Following are a few additional considerations that have been utilized by the courts when determining if parties may be at arm’s length:

  • If the mind acting for one of the parties is the same mind directing the second party then they may not be at arm’s length?
  • Is the same person dictating the terms of the bargain for both parties?
  • Was there bargaining between the terms of the exchange between the parties?
  • Does one party have a bargaining position of greater strength than the other?
  • Is there an agent that may be directing the mind of both parties?
  • Are there restrictions to the authority of the agent?
  • Did the parties seek legal and tax advise from the same parties?
  • Do the terms of the arrangement reflect ordinary commercial dealings of the parties?
  • Does one party have the power to impose its will over the other?
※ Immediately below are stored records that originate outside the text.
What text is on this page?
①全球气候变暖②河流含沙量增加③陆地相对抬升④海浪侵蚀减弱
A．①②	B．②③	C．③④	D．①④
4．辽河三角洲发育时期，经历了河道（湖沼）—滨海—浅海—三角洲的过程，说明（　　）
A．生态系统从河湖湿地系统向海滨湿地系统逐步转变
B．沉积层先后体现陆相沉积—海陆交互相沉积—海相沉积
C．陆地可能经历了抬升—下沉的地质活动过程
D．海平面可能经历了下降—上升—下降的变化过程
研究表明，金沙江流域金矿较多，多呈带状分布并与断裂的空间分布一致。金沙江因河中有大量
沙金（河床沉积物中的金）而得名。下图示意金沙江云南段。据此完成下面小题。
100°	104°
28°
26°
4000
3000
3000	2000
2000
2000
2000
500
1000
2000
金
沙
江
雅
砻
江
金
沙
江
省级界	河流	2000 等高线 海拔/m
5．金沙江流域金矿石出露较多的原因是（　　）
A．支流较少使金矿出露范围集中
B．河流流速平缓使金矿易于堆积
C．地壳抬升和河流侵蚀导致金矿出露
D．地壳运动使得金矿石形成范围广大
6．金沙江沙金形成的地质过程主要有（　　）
  • Does one party have the ability to influence in a very direct way the shareholders who would have the ability to elect the board of directors?

Therefore, in order to reasonably asses the intended results of various tax motivated transactions, it is important that one looks beyond the blood relationships of the individuals involved in the transactions to assess whether there may in fact be a non-arm’s length transaction that may occur.